The Senate Finance Committee overwhelmingly approved a $95 billion tax package on Tuesday, July 21. Provisions specific to the advanced energy sector include electricity production credits, including wind and hydroelectric generation, as well as tax breaks for a variety of energy efficiency services. The tax breaks will apply retroactively to December 31, 2014 and extend through the end of 2016.
But while the Finance Committee got through one battle, the war is well far from over. Several Senators got in the summer blockbuster spirit, vowing [E&E subscription required], “we’ll be back” to attempt to scale back the wind production tax credit permanently.
Tax reform may be a tale of two chambers, though, as House Ways and Means Chairman Paul Ryan (R-WI) hopes to pass comprehensive tax reform that will include permanent changes to the tax code. Ryan has not indicated a specific timeline for his legislative agenda on taxes, but markup will likely not happen until later this fall.
Congress has also long been considering different versions of comprehensive energy legislation, and it looks as though it’s finally starting to move. The House Energy and Power Subcommittee unanimously approved an energy package on Wednesday, July 22. Although unanimous agreement sounds good now, we can expect partisan amendments to fly during full committee markup.
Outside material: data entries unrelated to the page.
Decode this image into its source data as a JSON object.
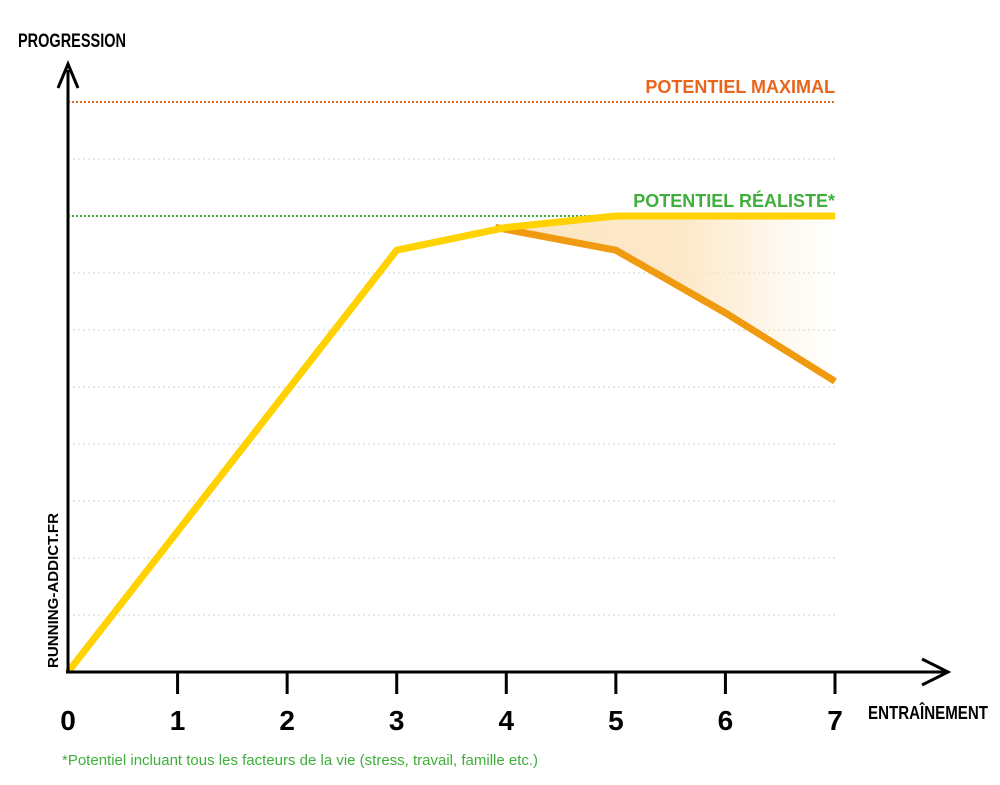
{
  "chart_data": {
    "type": "line",
    "ylabel": "PROGRESSION",
    "xlabel": "ENTRAÎNEMENT",
    "x_ticks": [
      "0",
      "1",
      "2",
      "3",
      "4",
      "5",
      "6",
      "7"
    ],
    "xlim": [
      0,
      7
    ],
    "ylim": [
      0,
      100
    ],
    "grid": true,
    "series": [
      {
        "id": "progression",
        "color": "#ffd200",
        "x": [
          0,
          3,
          4,
          5,
          6,
          7
        ],
        "y": [
          0,
          74,
          78,
          80,
          80,
          80
        ]
      },
      {
        "id": "decline",
        "color": "#f09a10",
        "x": [
          3.9,
          5,
          6,
          7
        ],
        "y": [
          78,
          74,
          63,
          51
        ]
      }
    ],
    "reference_lines": [
      {
        "label": "POTENTIEL MAXIMAL",
        "y": 100,
        "color": "#e8651c"
      },
      {
        "label": "POTENTIEL RÉALISTE*",
        "y": 80,
        "color": "#3fae3a"
      }
    ],
    "gap_fill_color": "#fce6c2"
  },
  "watermark": "RUNNING-ADDICT.FR",
  "footnote": "*Potentiel incluant tous les facteurs de la vie (stress, travail, famille etc.)",
  "colors": {
    "axis": "#000000",
    "grid": "#d0d0d0",
    "footnote": "#3fae3a"
  }
}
Rep. Fred Upton (R-MI), Chair of the Energy and Commerce Committee, has indicated that the legislation will come before the full Committee in mid-September.
Senate Energy and Natural Resources Chairman Murkowski and Ranking Member Cantwell guided their energy legislation through committee. The Senate version goes further than its counterpart, if only because it is about 150 pages longer. Provisions include the a number of “Portman-Shaheen” energy efficiency proposals such as extension of federal energy savings contracts to 25 years, as well as investment in various renewable energy technologies, grid storage, and microgrids.
While the bill has moved out of committee without major amendments, it is highly unlikely that it will move easily through the Senate Floor process. With five Senators running for President, and fewer and fewer opportunities left in the session to amend bills to include pet legislation, it is very unlikely we have seen the version of the bill the Senate will vote on. Under the circumstances, it is a narrow and unlikely path to pass a bipartisan bill as was reported out of committee.